Zijn we vandaag beter gewapend tegen een aanslag dan toen?

“Je moet je allereerst afvragen of een samenleving echt gewapend kan zijn tegen zotten die zichzelf willen opblazen. ( even stil ) Ik denk dat niet. U had een bom in uw tas kunnen hebben. Ik zou het nooit geweten hebben. Je moet je dus bewust zijn van je kwetsbaarheid als samenleving. We zijn wél alerter dan toen. Ik bedoel dan vooral de politie, de inlichtingendiensten en de lokale besturen. Dat is goed. De regering is een andere zaak. We zijn amper vijf jaar na de aanslagen en ik zie zowel de Vlaamse als de federale regering al knippen in de subsidies voor anti-radicaliseringsbeleid.”

Wat wordt er geschrapt?

“De middelen om het beleid te voeren. De Vlaamse overheid subsidieerde na de aanslagen de zogenaamde radicaliseringsambtenaren. Die middelen worden teruggeschroefd. Ook federaal werden er extra subsidies voorzien voor lokale besturen. Daarmee werden bijvoorbeeld maatschappelijke werkers betaald om huis-aan-huis-bezoeken te doen. Dat is zo belangrijk om te weten wat er leeft. Ook die middelen worden deels teruggeschroefd. Dat komt bovenop het tekort aan politiemensen.”

Uw partij zit in de federale regering.

“Ik weet het. Maar die regering wordt volledig opgeslorpt door de pandemie. Maar terroristen wachten niet, hé. Ik heb het probleem al aangekaart en ik doe het nu opnieuw. De lokale besturen moeten blijvend ondersteund worden in het opsporen van de toenemende radicale tendensen in onze samenleving.”

Uw expertise bracht u in het Witte Huis. Hebt u daar Joe Biden ontmoet?

“Jawel. Ik heb hem uitgebreid de hand mogen schudden. Wacht, ik zal u een foto tonen. ( zoekt op zijn smartphone ) Ik was daar op uitnodiging van president Barack Obama. Joe Biden was toen vicepresident. Ik herinner me hem als een bijzonder warme man. We zaten meer dan een uur samen. Hij was zeer geïnteresseerd in de manier waarop Vilvoorde de radicalisering aanpakt. Men kijkt daar naar onze stad als een soort laboratorium.”


Hans Bonte

– Geboren op 20 januari 1962 in Kortrijk.
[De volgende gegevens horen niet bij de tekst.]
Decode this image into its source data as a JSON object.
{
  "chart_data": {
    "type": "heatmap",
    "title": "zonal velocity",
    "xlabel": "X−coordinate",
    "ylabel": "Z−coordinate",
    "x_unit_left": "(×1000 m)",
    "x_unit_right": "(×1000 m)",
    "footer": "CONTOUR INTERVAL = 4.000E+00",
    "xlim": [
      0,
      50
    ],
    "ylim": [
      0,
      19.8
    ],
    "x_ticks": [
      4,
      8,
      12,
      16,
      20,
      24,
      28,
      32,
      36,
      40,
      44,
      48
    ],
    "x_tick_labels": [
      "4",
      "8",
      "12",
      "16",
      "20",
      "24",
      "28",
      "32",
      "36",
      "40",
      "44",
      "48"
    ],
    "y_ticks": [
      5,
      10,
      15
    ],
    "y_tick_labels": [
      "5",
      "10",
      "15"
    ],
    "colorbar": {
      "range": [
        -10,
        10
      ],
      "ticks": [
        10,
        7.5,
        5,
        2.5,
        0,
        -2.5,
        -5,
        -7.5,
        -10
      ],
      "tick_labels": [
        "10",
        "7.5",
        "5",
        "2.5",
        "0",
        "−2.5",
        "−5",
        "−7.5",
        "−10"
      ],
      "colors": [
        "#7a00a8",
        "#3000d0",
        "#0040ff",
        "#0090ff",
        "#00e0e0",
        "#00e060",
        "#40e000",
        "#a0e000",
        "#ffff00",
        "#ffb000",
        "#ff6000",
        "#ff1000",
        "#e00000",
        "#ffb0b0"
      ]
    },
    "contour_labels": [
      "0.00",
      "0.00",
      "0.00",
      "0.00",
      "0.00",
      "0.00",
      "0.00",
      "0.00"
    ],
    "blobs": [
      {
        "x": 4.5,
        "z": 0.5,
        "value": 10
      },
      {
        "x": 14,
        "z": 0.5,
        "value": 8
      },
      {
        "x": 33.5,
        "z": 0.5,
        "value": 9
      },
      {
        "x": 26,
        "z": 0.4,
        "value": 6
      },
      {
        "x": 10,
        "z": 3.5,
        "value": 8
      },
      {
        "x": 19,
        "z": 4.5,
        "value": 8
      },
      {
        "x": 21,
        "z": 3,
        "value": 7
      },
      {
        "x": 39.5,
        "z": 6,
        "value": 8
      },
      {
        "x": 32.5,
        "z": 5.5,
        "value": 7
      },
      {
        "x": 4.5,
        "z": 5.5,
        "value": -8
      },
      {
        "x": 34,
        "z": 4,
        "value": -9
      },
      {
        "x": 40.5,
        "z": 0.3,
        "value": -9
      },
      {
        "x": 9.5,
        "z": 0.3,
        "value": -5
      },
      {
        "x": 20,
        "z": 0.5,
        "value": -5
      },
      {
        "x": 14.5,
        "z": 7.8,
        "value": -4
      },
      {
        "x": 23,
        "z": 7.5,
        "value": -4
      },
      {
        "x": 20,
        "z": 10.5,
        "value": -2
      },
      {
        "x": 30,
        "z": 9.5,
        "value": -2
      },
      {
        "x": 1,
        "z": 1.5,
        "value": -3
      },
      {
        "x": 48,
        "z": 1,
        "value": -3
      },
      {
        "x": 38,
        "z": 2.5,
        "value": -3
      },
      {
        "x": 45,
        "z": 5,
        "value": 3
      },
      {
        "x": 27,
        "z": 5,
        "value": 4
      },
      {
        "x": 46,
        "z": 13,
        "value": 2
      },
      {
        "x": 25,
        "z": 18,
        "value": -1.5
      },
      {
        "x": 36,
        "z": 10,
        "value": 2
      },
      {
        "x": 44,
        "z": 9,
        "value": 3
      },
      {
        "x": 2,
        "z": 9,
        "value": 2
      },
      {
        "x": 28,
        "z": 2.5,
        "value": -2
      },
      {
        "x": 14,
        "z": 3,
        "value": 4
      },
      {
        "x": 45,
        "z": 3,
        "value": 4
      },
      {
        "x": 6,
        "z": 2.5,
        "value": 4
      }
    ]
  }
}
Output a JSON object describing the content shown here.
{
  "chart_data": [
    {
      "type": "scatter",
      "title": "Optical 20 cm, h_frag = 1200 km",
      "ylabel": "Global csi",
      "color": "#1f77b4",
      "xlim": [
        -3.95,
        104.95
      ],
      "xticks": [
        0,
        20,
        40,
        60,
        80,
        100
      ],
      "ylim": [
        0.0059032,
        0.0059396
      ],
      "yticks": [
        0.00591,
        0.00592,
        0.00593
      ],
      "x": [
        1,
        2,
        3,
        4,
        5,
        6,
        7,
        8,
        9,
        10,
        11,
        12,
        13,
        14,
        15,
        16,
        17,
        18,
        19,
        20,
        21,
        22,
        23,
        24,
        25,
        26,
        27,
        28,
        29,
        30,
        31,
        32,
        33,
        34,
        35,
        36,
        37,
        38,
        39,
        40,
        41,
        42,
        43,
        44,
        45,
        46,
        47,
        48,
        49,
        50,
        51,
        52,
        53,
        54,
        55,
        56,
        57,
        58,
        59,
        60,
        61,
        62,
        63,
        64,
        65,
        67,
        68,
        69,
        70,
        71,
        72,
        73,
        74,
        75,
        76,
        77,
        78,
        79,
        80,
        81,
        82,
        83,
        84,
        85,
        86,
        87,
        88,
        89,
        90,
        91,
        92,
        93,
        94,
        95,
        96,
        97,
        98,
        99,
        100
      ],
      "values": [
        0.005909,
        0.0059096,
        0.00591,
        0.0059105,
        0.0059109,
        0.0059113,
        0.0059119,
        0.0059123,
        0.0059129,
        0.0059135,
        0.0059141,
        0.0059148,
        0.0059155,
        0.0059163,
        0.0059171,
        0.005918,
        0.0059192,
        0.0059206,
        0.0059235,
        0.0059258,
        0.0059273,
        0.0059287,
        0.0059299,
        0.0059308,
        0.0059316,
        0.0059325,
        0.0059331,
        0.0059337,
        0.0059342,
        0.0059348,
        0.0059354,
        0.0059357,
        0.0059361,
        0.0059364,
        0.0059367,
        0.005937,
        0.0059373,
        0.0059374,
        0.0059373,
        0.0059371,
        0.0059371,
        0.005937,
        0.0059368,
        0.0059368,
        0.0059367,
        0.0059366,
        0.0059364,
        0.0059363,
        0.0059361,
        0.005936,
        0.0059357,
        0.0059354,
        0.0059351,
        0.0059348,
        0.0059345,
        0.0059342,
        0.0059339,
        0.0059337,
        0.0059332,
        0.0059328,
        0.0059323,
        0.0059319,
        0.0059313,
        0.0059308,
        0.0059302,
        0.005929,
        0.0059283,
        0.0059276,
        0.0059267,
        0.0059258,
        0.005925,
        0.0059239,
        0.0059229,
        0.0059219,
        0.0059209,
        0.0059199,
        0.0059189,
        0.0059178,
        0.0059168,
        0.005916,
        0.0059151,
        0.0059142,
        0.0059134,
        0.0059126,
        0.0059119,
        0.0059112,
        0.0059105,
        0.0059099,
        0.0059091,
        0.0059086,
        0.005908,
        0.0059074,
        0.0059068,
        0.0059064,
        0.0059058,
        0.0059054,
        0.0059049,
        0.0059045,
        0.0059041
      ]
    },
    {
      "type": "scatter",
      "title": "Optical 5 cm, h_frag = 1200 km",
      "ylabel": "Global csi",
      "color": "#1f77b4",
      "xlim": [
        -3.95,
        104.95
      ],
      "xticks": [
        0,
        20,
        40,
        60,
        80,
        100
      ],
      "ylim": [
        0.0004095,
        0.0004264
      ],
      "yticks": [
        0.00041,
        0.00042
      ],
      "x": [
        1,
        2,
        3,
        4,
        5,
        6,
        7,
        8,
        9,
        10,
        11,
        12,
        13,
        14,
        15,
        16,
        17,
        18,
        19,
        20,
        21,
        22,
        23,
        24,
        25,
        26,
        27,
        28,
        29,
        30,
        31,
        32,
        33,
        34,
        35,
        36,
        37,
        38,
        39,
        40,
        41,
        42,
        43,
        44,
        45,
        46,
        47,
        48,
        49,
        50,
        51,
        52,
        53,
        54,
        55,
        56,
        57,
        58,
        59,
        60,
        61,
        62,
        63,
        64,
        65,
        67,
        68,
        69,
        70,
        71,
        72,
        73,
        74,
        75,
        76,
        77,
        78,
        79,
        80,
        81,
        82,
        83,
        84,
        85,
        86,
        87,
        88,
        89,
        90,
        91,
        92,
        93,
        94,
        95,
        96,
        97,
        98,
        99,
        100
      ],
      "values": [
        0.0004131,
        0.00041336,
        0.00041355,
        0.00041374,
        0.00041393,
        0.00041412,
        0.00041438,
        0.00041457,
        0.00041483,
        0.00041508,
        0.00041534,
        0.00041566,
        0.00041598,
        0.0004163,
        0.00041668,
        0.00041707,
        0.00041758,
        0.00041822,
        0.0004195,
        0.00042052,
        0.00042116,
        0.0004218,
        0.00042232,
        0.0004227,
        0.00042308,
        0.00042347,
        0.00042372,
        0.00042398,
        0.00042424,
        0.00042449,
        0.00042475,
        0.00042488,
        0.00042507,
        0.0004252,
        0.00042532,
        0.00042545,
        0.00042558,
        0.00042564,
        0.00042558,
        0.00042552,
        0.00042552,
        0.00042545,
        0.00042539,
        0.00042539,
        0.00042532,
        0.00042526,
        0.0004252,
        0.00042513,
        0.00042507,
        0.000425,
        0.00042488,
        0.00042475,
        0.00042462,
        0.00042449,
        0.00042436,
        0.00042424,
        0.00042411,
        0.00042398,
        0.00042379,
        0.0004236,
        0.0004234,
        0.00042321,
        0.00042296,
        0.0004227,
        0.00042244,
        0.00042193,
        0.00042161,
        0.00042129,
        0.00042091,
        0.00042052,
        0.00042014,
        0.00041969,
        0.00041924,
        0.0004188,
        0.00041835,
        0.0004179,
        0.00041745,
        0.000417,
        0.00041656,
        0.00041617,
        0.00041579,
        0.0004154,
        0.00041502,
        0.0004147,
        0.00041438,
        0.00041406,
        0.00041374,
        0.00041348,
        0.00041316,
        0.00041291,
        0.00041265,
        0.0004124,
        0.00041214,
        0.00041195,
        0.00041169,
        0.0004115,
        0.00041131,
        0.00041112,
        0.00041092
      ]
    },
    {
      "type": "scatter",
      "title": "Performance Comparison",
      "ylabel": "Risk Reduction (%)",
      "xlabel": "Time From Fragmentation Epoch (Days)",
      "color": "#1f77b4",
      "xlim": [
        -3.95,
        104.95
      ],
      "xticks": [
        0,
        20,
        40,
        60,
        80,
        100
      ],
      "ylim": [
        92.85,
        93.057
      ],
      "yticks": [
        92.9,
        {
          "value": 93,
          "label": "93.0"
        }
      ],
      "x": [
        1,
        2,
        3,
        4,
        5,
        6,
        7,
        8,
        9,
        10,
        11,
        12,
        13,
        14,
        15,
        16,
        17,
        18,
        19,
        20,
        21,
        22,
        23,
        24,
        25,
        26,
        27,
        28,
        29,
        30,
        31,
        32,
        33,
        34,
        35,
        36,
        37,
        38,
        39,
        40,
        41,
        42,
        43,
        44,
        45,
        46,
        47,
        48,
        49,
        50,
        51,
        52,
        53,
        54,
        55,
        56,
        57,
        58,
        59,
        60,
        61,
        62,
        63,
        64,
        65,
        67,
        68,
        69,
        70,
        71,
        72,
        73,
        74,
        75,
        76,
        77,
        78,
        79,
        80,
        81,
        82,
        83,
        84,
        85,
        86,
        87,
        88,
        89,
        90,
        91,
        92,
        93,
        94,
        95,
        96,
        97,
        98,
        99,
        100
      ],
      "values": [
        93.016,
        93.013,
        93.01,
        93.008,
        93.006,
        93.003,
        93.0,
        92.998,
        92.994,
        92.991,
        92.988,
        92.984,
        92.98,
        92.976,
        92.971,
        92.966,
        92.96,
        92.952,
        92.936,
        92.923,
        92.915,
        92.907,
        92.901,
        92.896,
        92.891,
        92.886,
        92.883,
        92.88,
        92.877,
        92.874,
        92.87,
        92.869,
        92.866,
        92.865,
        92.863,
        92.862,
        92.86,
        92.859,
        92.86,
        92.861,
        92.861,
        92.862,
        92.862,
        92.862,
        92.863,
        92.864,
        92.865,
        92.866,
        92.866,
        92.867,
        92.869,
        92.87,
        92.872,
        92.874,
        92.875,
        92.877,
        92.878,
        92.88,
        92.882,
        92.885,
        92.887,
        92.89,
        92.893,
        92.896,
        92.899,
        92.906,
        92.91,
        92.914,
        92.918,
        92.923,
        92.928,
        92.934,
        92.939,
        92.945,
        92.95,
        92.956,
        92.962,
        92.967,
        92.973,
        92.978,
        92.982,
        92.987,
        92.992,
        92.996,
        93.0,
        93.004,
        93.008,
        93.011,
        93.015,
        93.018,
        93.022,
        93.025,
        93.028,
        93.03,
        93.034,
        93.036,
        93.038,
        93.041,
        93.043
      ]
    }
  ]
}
– Groeide op in Ingelmunster. Bestuurslid van jeugdhuis De Kontrabas.

– Licentiaat in de Sociologie (VUB). Licentiaat in de Bestuurswetenschappen (VUB).

– Woont met zijn vrouw Damienne D’Heygers in Vilvoorde. Vader van Fien (28) en Lowie (26).

– Federaal parlementslid van 1995 tot 2019.

– Burgemeester van Vilvoorde van 2013 tot vandaag.